This phrase is often quoted in a humorous manner to depict the legal profession. It certainly can have different meanings. At worst, it implies that the law is subservient to personal relationships and that a judge will give different decisions based upon who stands before him or her making the same argument. While North Carolina has in fact seen misconduct among the judiciary (see In re: Denise S. Hartsfield as one recent example), the instances of such misconduct are rare.
It is misconduct for an attorney to seek to influence a judge by a means prohibited by law, to communicate ex-parte with a judge (some exceptions apply) or to even imply that they can influence the judge through some personal relationship (See the North Carolina Rules of Professional Conduct). And it is also incumbent upon judges to maintain integrity and independence. In fact that is “rule 1” of the rules for judges (See the NC Code of Judicial Conduct) and judges who become aware of inappropriate conduct of lawyers must initiate disciplinary action against them.
However, I don’t see this phrase in a negative light. In fact, I believe that the judges we appear before remain on the bench because they are committed to helping the citizens who elected them to serve. And I understand it to mean that the “great lawyer” is the one who:
- Knows the Local Rules;
- Knows the Local Customs;
- Uses the Local Forms;
- Knows the Manner in Which the Judge prefers to Hear Evidence;
- Knows the Time limits for various hearings;
- Knows the Judge’s Pet Peeves;
- Knows the Background of the Judge; and
- Knows how the Judge May Likely Rule on an Issue.

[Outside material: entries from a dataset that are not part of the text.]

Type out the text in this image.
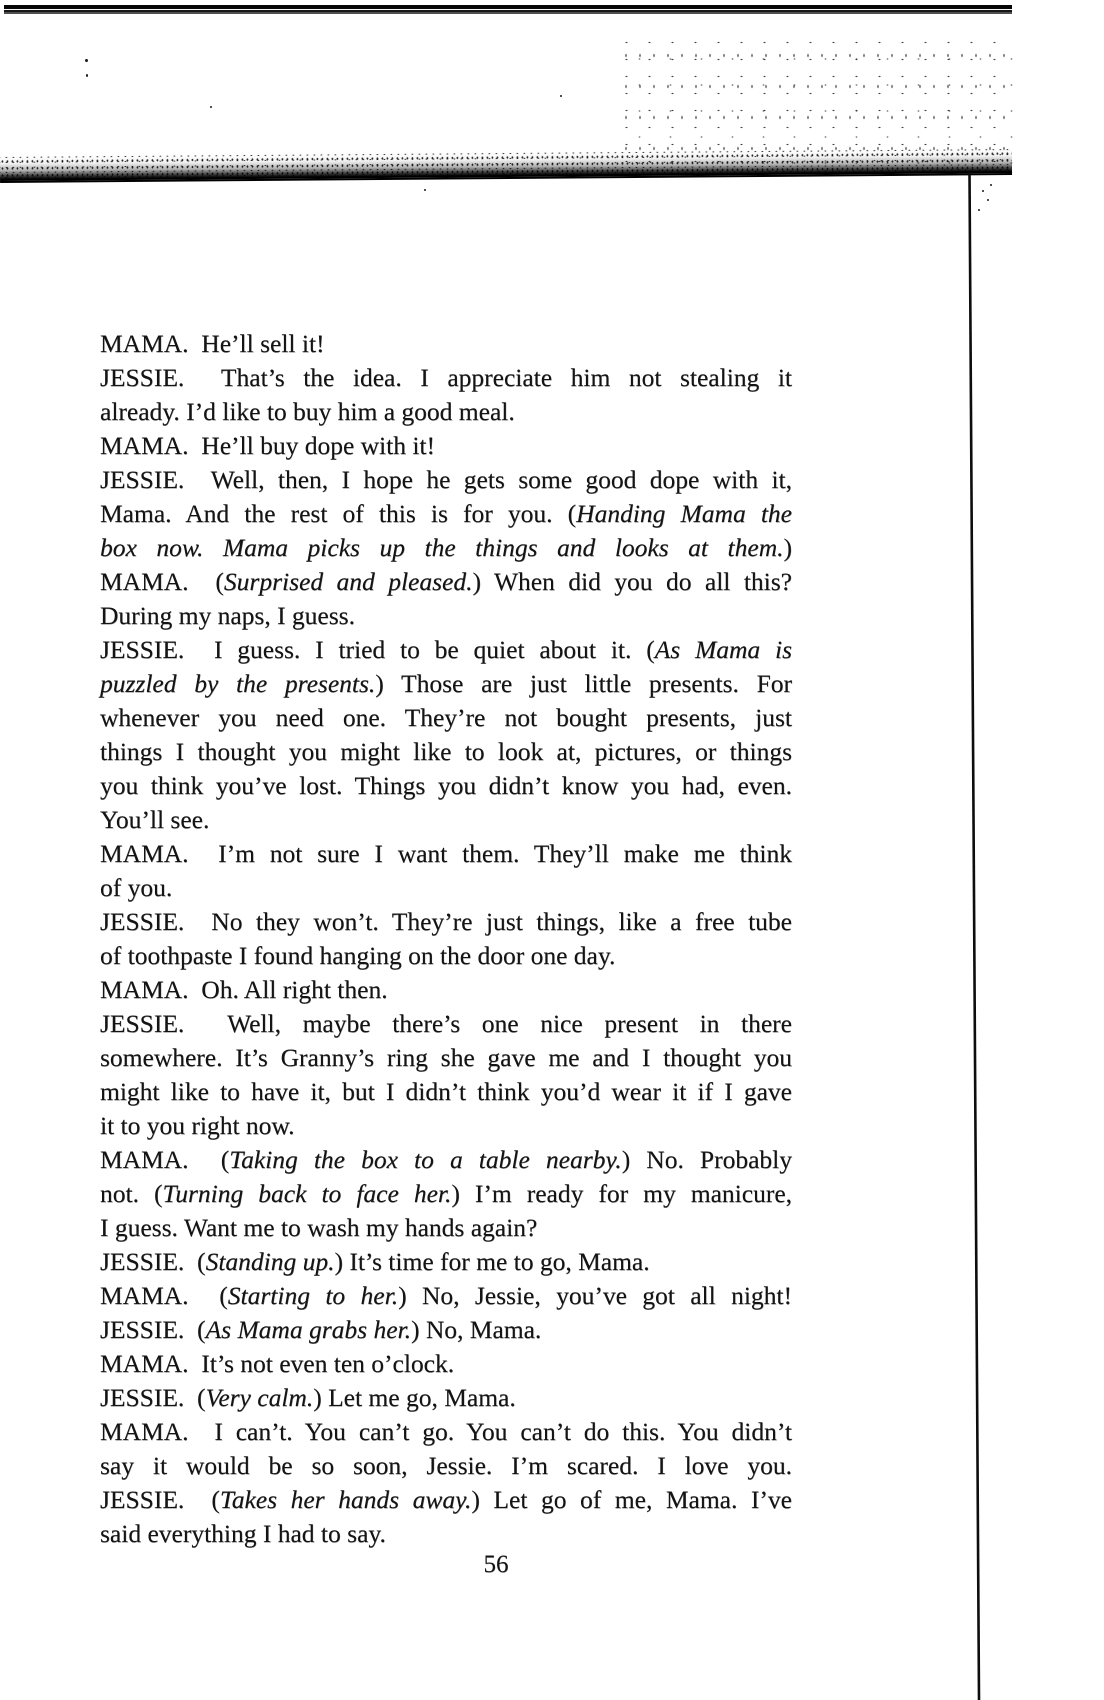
MAMA.  He’ll sell it!
JESSIE.  That’s the idea. I appreciate him not stealing it
already. I’d like to buy him a good meal.
MAMA.  He’ll buy dope with it!
JESSIE.  Well, then, I hope he gets some good dope with it,
Mama. And the rest of this is for you. (Handing Mama the
box now. Mama picks up the things and looks at them.)
MAMA.  (Surprised and pleased.) When did you do all this?
During my naps, I guess.
JESSIE.  I guess. I tried to be quiet about it. (As Mama is
puzzled by the presents.) Those are just little presents. For
whenever you need one. They’re not bought presents, just
things I thought you might like to look at, pictures, or things
you think you’ve lost. Things you didn’t know you had, even.
You’ll see.
MAMA.  I’m not sure I want them. They’ll make me think
of you.
JESSIE.  No they won’t. They’re just things, like a free tube
of toothpaste I found hanging on the door one day.
MAMA.  Oh. All right then.
JESSIE.  Well, maybe there’s one nice present in there
somewhere. It’s Granny’s ring she gave me and I thought you
might like to have it, but I didn’t think you’d wear it if I gave
it to you right now.
MAMA.  (Taking the box to a table nearby.) No. Probably
not. (Turning back to face her.) I’m ready for my manicure,
I guess. Want me to wash my hands again?
JESSIE.  (Standing up.) It’s time for me to go, Mama.
MAMA.  (Starting to her.) No, Jessie, you’ve got all night!
JESSIE.  (As Mama grabs her.) No, Mama.
MAMA.  It’s not even ten o’clock.
JESSIE.  (Very calm.) Let me go, Mama.
MAMA.  I can’t. You can’t go. You can’t do this. You didn’t
say it would be so soon, Jessie. I’m scared. I love you.
JESSIE.  (Takes her hands away.) Let go of me, Mama. I’ve
said everything I had to say.
56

An attorney who aspires to know the judge in these ways is better prepared for Court and can better communicate the legal argument because he/she “knows the audience.” In this sense, the phrase is quite appropriate and professional and builds up our profession rather than tearing it down. Therefore, the quote rings true and it is our duty as lawyers — as professionals — to know the judge before whom we practice.